GMAM’s Response: While it's true that Direct Indexing (DI) typically runs higher than many passively managed ETFs—the value derived from DI can justify the cost, especially when you consider the broader advantages:

  • Tax Alpha: Jerry rightly points out that the tax savings outweigh the price difference. Through tax-loss harvesting, DI provides an ongoing opportunity to offset not only current gains but also carry forward losses to offset portfolio gains as well as other gains such as the sale of a business or real estate.
  • Personalized Portfolio Management: Unlike ETFs, which are "one-size-fits-all" products, DI enables investors to tailor their portfolios. Whether an investor wants to exclude specific sectors, avoid individual stocks, or incorporate their ESG preferences, DI allows for a level of customization that ETFs simply cannot match. This personalization helps investors align their portfolios more closely with their personal financial goals, risk tolerance, and ethical considerations.

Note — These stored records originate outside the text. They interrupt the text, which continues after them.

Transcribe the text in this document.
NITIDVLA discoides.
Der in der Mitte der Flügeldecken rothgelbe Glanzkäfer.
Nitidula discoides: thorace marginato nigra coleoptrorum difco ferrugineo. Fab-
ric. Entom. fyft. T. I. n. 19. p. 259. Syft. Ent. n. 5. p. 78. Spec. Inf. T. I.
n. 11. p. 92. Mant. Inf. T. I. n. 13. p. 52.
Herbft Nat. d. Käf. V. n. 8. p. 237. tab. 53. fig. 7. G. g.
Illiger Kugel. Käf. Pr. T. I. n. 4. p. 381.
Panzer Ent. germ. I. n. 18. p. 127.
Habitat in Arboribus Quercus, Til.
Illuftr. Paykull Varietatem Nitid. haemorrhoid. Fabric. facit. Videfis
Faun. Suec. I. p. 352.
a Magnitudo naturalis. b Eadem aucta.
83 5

  • Ownership of Individual Securities: With DI, investors directly own the underlying stocks, providing more transparency and control compared to owning a share in an ETF, which is a pooled product. This can make it easier to implement specific strategies, such as charitable giving or multi-generational estate planning, where gifting appreciated stock directly can yield additional tax benefits.
  • Transparency and Control: The fees in ETFs are indeed embedded in the net asset value (NAV), making them less visible.        DI offers greater transparency and direct ownership of individual stocks, providing greater flexibility in managing positions. 

        In conclusion, while DI fees may be more visible and slightly higher than those of ETFs, the greater flexibility, tax efficiency, and control it offers can significantly enhance long-term wealth creation. For investors with taxable accounts or complex wealth management needs, these benefits far outweigh the cost difference.